Slow verification of blocked CNICs irritates people

28 Jul 2017


People protest outside the Nadra office at Abdara Road, Peshawar, on Thursday. — White Star
People protest outside the Nadra office at Abdara Road, Peshawar, on Thursday. — White Star

PESHAWAR: Hundreds of people, whose Computerised National Identity Cards (CNIC) were blocked on suspicion, have been rattled by slow verification process of their documents at the National Database and Registration Authority (Nadra) centres in Peshawar.

Dripping with sweat, the affected people of all ages including women and children have to wait in the humid weather outside Nadra centre in the posh University Town’s Abdara Road to prove that they are bona fide citizens and not aliens.

Nadra has setup centres at University Town, Hayatabad Phase-III Chowk and office of the deputy commissioner, where temporarily unblocked identity cards are processed.

People daily reach these centres before dawn, but only few ‘lucky’ of them get the chance to enter the centre for verification of their document. The rest of them go back to their homes after 4pm without processing their cases.

Official says only 40 cases processed at each centre daily

The situation at all three verification centres is terrible. There are no proper arrangements for drinking water, shed or washroom facility at these centres. People have to sit on the footpath or to stand in sizzling heat for hours. Jostling starts when the gatekeeper loudly calls an individual for verification.

“I have been visiting Nadra centre for the last 10 days, but I am unable to enter the office to clear my case,” said Zameen Gul. Like others, his card was unblocked temporarily in April 2017 on the directives of Federal Minister Interior Chaudhry Nisar Ali Khan. Mr Gul’s CNIC was blocked three years ago.

Usman Ghani, 55, another affected person, lamented the “rough attitude” of the police guards and Nadra staff. He said that people having recommendation letters from the influential persons were allowed to enter the centre.

“People with Perchi (chit) are getting positive treatment and the poor have to visit again and again,” complained Mr Ghani. He alleged that police manhandled helpless people.

Nadra had blocked over 300,000 CNICs across the country of which 160,000 cases belong to Khyber Pakhtunkhwa and Federally Administered Tribal Areas (Fata).

The authority had blocked “bogus” CNICs on suspicion that foreigners, majority of them Afghan nationals, had obtained the citizenship cards.

The temporary relaxation was given to the affected people after alleged ethnic profiling of Pakhtuns in Punjab followed by protest movement of Awami National Party. The ANP lawmakers set up protest camp outside Parliament House to press the government for unblocking the CNICs of the affected people.

An official told Dawn that as per the headquarters’ directives only 40 cases were processed at each centre in Peshawar on daily basis while over 400 people visited each office.

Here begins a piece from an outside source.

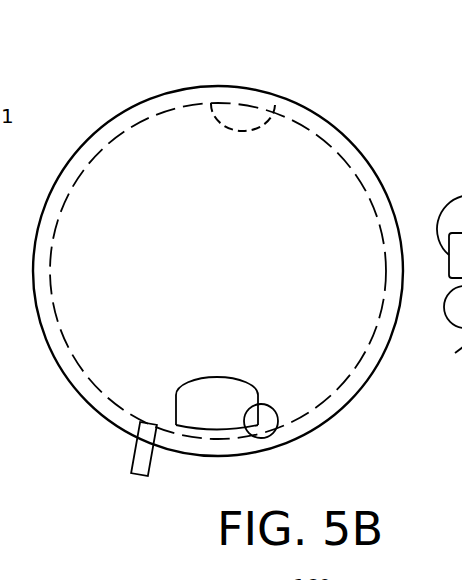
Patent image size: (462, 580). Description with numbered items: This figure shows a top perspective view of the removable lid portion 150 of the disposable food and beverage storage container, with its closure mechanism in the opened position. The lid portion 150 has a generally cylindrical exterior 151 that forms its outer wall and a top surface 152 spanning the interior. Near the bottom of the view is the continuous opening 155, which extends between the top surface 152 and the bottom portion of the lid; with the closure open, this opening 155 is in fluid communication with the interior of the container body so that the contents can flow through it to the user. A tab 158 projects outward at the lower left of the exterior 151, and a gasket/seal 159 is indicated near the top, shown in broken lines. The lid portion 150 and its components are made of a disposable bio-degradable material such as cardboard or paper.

He admitted that slow verification process of blocked cards irritated people. He said that verification of documents was a lengthy process and the headquarters should strengthen the staff to expedite it.

“The authority may not be able to complete verification of blocked CNICs keeping in view the slow process,” the official said.

Officials said that suspected CNICs were unblocked only for two months. The relaxation has been extended for indefinite period. The authority informed the affected people to visit verification centres to clear their blocked cards.

Nadra Staff Officer Yaseer said that additional centre was opened in University Town due to increasing rush in Hayatabad. He claimed that facilities had been provided to the people visiting those centres.

“Nadra staff is facilitating visitors and every facility is available there,” he said. He said that verification centres had been set up in all district headquarters in the province and adjacent tribal agencies. In addition, the deputy commissioners concerned and political agents had been empowered to process the blocked CNICs.